I comunisti cominciarono ad emanciparsi - prima con la velocità di un ghiacciaio, poi via via sempre più rapidamente - dall'influenza ideologica della Unione Sovietica fin dalla morte di Stalin. Il punto di non ritorno non venne però raggiunto sotto la segreteria di Berlinguer, il quale anzi mantenne tutte le ambiguità di Togliatti, bensì soltanto dopo la caduta del Muro, anche se un ampio settore del partito mantenne in seguito dei rapporti con soggetti non occidentali, in particolare con Cuba.

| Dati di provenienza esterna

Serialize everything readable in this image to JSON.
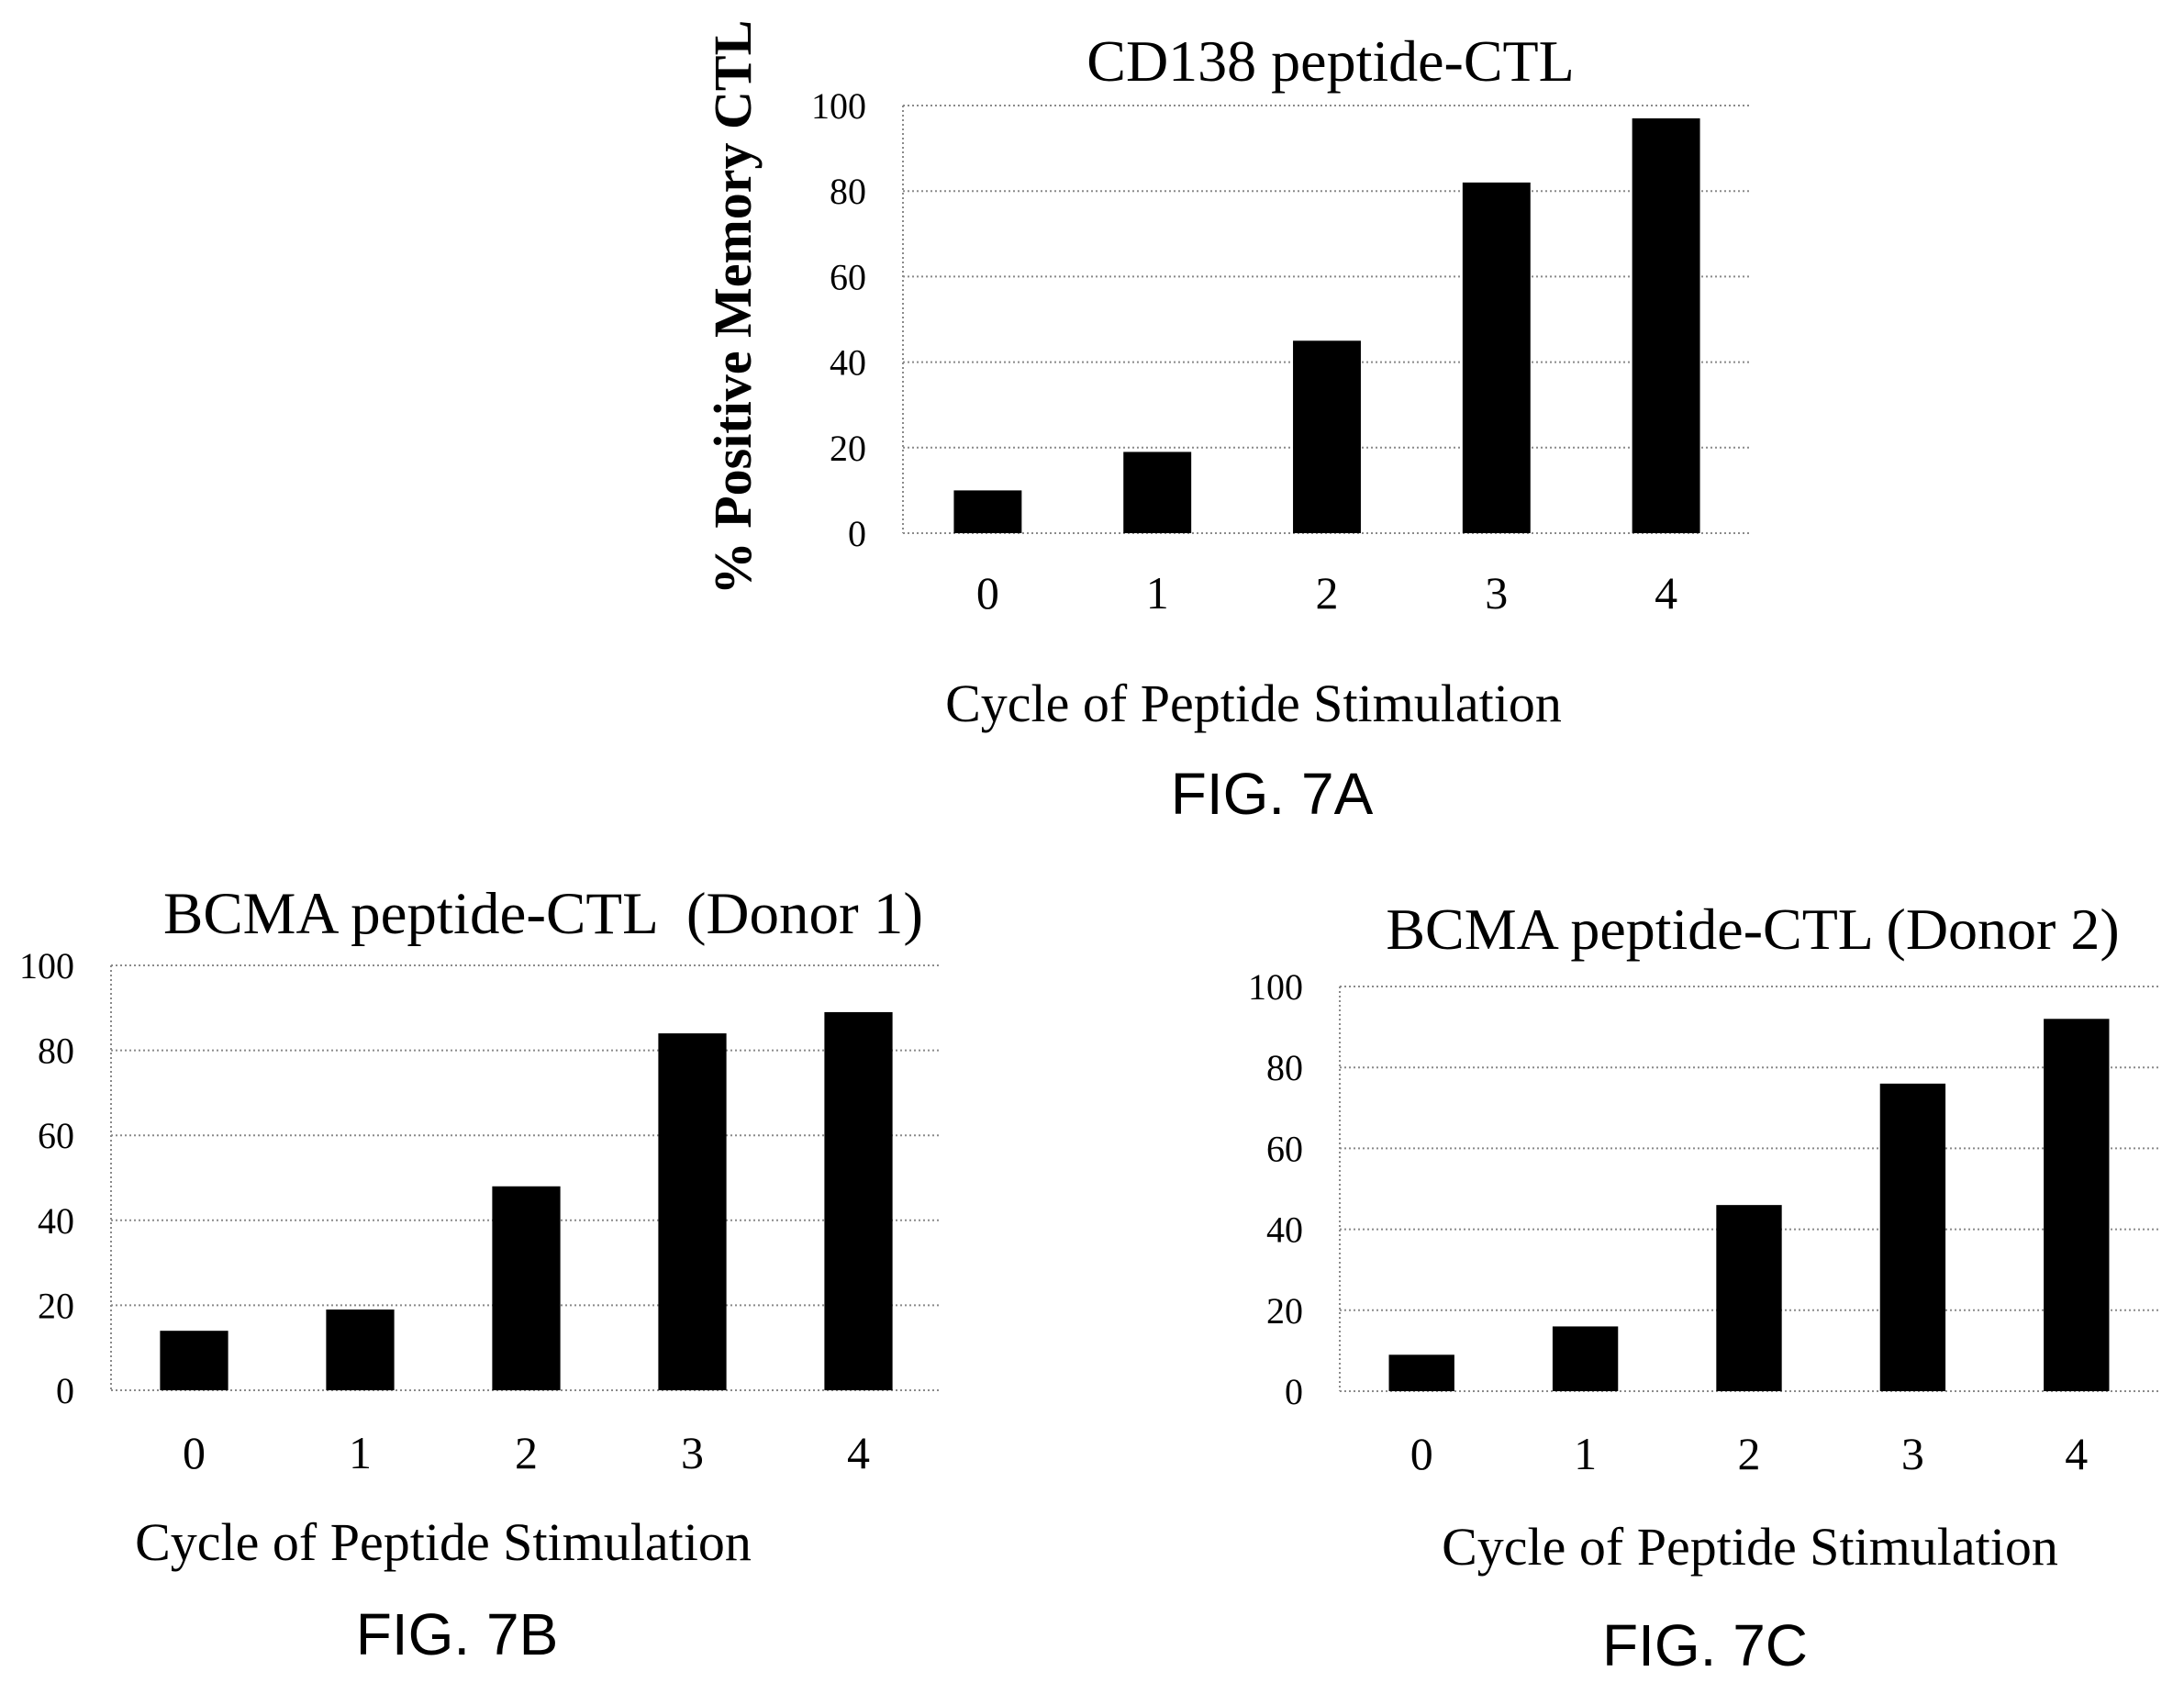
{
  "figure_labels": [
    "FIG. 7A",
    "FIG. 7B",
    "FIG. 7C"
  ],
  "colors": {
    "bar": "#000000",
    "grid": "#8a8a8a"
  },
  "chart_data": [
    {
      "type": "bar",
      "title": "CD138 peptide-CTL",
      "xlabel": "Cycle of Peptide Stimulation",
      "ylabel": "% Positive Memory CTL",
      "categories": [
        "0",
        "1",
        "2",
        "3",
        "4"
      ],
      "values": [
        10,
        19,
        45,
        82,
        97
      ],
      "ylim": [
        0,
        100
      ],
      "yticks": [
        0,
        20,
        40,
        60,
        80,
        100
      ],
      "grid": true,
      "legend": false
    },
    {
      "type": "bar",
      "title": "BCMA peptide-CTL  (Donor 1)",
      "xlabel": "Cycle of Peptide Stimulation",
      "categories": [
        "0",
        "1",
        "2",
        "3",
        "4"
      ],
      "values": [
        14,
        19,
        48,
        84,
        89
      ],
      "ylim": [
        0,
        100
      ],
      "yticks": [
        0,
        20,
        40,
        60,
        80,
        100
      ],
      "grid": true,
      "legend": false
    },
    {
      "type": "bar",
      "title": "BCMA peptide-CTL (Donor 2)",
      "xlabel": "Cycle of Peptide Stimulation",
      "categories": [
        "0",
        "1",
        "2",
        "3",
        "4"
      ],
      "values": [
        9,
        16,
        46,
        76,
        92
      ],
      "ylim": [
        0,
        100
      ],
      "yticks": [
        0,
        20,
        40,
        60,
        80,
        100
      ],
      "grid": true,
      "legend": false
    }
  ]
}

Zingaretti, avendo identificato stolidamente la causa dei democratici con quella di Conte e dei "pentastellati", ha percorso a ritroso tutto il cammino compiuto, nel corso di decenni di storia, per sottrarsi all'influenza esercitata da culture e politiche di matrice europea. Questa linea, non essendo il segretario assolutamente in grado di tracciarne una, era stata decisa da Bettini, senza che su di essa potessero influire gli organi a ciò preposti in base allo statuto, nè tanto meno un congresso che Zingaretti - temendo di essere messo in minoranza - ha sempre rifiutato di convocare. Ora non c'è più tempo per rifondare il partito. Da una parte, esiste il Governo di Draghi, e dall'altra parte c'è una serie di comitati elettorali, cittadini e regionali, diffusi in modo discontinuo sul territorio, che ora trovano nel Presidente del Consiglio il proprio comune riferimento.
Al Nazareno, si potrà stabilire tutt'al più un piccolo ufficio di collegamento, una struttura molto leggera che operi in stretto collegamento con Palazzo Chigi. Più di questo, nella situazione attuale, non si può neanche immaginare.

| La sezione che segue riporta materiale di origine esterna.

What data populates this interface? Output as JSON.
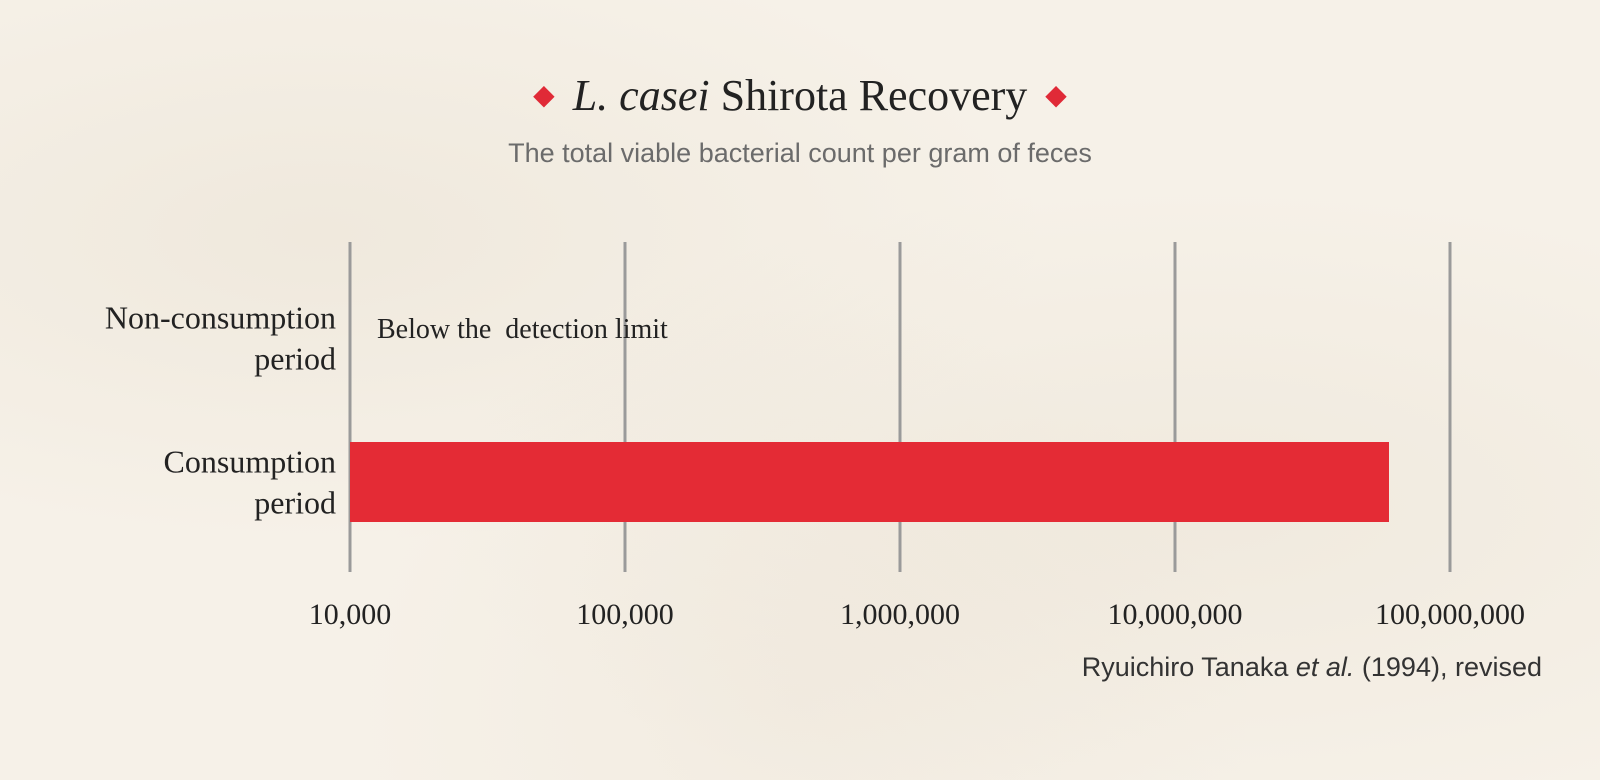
{
  "header": {
    "title_italic": "L. casei",
    "title_rest": "Shirota Recovery",
    "subtitle": "The total viable bacterial count per gram of feces"
  },
  "source": {
    "author": "Ryuichiro Tanaka ",
    "italic": "et al.",
    "rest": " (1994), revised"
  },
  "chart_data": {
    "type": "bar",
    "orientation": "horizontal",
    "x_scale": "log",
    "xlim": [
      10000,
      100000000
    ],
    "grid": true,
    "categories": [
      [
        "Non-consumption",
        "period"
      ],
      [
        "Consumption",
        "period"
      ]
    ],
    "values": [
      null,
      60000000
    ],
    "annotations": [
      "Below the  detection limit",
      ""
    ],
    "ticks": [
      {
        "value": 10000,
        "label": "10,000"
      },
      {
        "value": 100000,
        "label": "100,000"
      },
      {
        "value": 1000000,
        "label": "1,000,000"
      },
      {
        "value": 10000000,
        "label": "10,000,000"
      },
      {
        "value": 100000000,
        "label": "100,000,000"
      }
    ],
    "bar_color": "#e42b35",
    "grid_color": "#9a9a9a"
  }
}
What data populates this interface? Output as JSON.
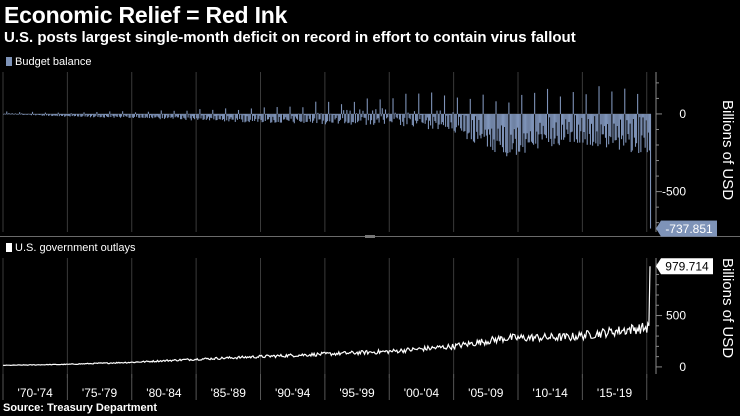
{
  "header": {
    "title": "Economic Relief = Red Ink",
    "subtitle": "U.S. posts largest single-month deficit on record in effort to contain virus fallout"
  },
  "footer": {
    "source": "Source: Treasury Department"
  },
  "colors": {
    "background": "#000000",
    "budget_bar": "#7e93b8",
    "outlays_line": "#ffffff",
    "grid": "#3a3a3a",
    "axis": "#8a8a8a"
  },
  "chart_data": [
    {
      "type": "bar",
      "title": "Budget balance",
      "legend": "Budget balance",
      "ylabel": "Billions of USD",
      "ylim": [
        -760,
        270
      ],
      "yticks": [
        0,
        -500
      ],
      "ytick_labels": [
        "0",
        "-500"
      ],
      "x_start_year": 1970,
      "x_end_year": 2020.33,
      "last_value_label": "-737.851",
      "series": [
        {
          "name": "Budget balance",
          "decade_anchors": [
            {
              "year": 1970,
              "typical": 5,
              "swing": 8
            },
            {
              "year": 1975,
              "typical": -8,
              "swing": 14
            },
            {
              "year": 1980,
              "typical": -10,
              "swing": 22
            },
            {
              "year": 1985,
              "typical": -15,
              "swing": 35
            },
            {
              "year": 1990,
              "typical": -22,
              "swing": 45
            },
            {
              "year": 1995,
              "typical": -12,
              "swing": 70
            },
            {
              "year": 2000,
              "typical": 8,
              "swing": 100
            },
            {
              "year": 2005,
              "typical": -30,
              "swing": 120
            },
            {
              "year": 2009,
              "typical": -130,
              "swing": 190
            },
            {
              "year": 2014,
              "typical": -60,
              "swing": 170
            },
            {
              "year": 2020,
              "typical": -100,
              "swing": 200
            }
          ],
          "final_values": [
            -120,
            -235,
            -737.851
          ]
        }
      ]
    },
    {
      "type": "line",
      "title": "U.S. government outlays",
      "legend": "U.S. government outlays",
      "ylabel": "Billions of USD",
      "ylim": [
        -30,
        1060
      ],
      "yticks": [
        0,
        500
      ],
      "ytick_labels": [
        "0",
        "500"
      ],
      "x_start_year": 1970,
      "x_end_year": 2020.33,
      "last_value_label": "979.714",
      "series": [
        {
          "name": "U.S. government outlays",
          "trend_anchors": [
            {
              "year": 1970,
              "value": 15
            },
            {
              "year": 1975,
              "value": 25
            },
            {
              "year": 1980,
              "value": 45
            },
            {
              "year": 1985,
              "value": 75
            },
            {
              "year": 1990,
              "value": 100
            },
            {
              "year": 1995,
              "value": 125
            },
            {
              "year": 2000,
              "value": 150
            },
            {
              "year": 2005,
              "value": 200
            },
            {
              "year": 2009,
              "value": 280
            },
            {
              "year": 2014,
              "value": 290
            },
            {
              "year": 2019,
              "value": 370
            },
            {
              "year": 2020,
              "value": 380
            }
          ],
          "final_values": [
            400,
            979.714
          ]
        }
      ],
      "categories": [
        "'70-'74",
        "'75-'79",
        "'80-'84",
        "'85-'89",
        "'90-'94",
        "'95-'99",
        "'00-'04",
        "'05-'09",
        "'10-'14",
        "'15-'19"
      ]
    }
  ]
}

Quanto alla federazione di Imperia, nessun segretario nazionale - a partire da Berlinguer - ha voluto commissariarla. Tale provvedimento sarebbe stato assolutamente necessario, in considerazione delle scelte compiute a livello locale, del tutto incompatibili con l'indirizzo del partito. Il punto di riferimento dei nostri dirigenti locali era - e rimane - la Serbia, cioè lo Stato più vincolato con la Cina di tutta l'Europa. La federazione ha però virtualmente cessato di funzionare. Noi diciamo per fortuna.
Quanto a Paolo Celi, la sua "associazione" perde - dopo Conte - Benotti ed Arcuri, un altro prezioso alleato a Roma, disposto ad appoggiare le trame ordite sui due lati del nostro confine occidentale. Le rimangono dei contatti oltre il Tevere, garantiti dalle manovre di Salvatore Izzo. Il noto giornalista opera quale "longa manus" di Conte in Vaticano, e Celi svolge lo stesso ruolo oltre il confine francese.
L'incontro tra Draghi ed il cardinale Parolin ha dimostrato un atteggiamento di grande apertura verso il nuovo Governo, al quale però Celi e la sua "associazione" si oppongono.
Auspichiamo dunque che la preziosa e lungimirante azione svolta dalla Segreteria di Stato risulti coerente con delle sue premesse, quanto mai positive.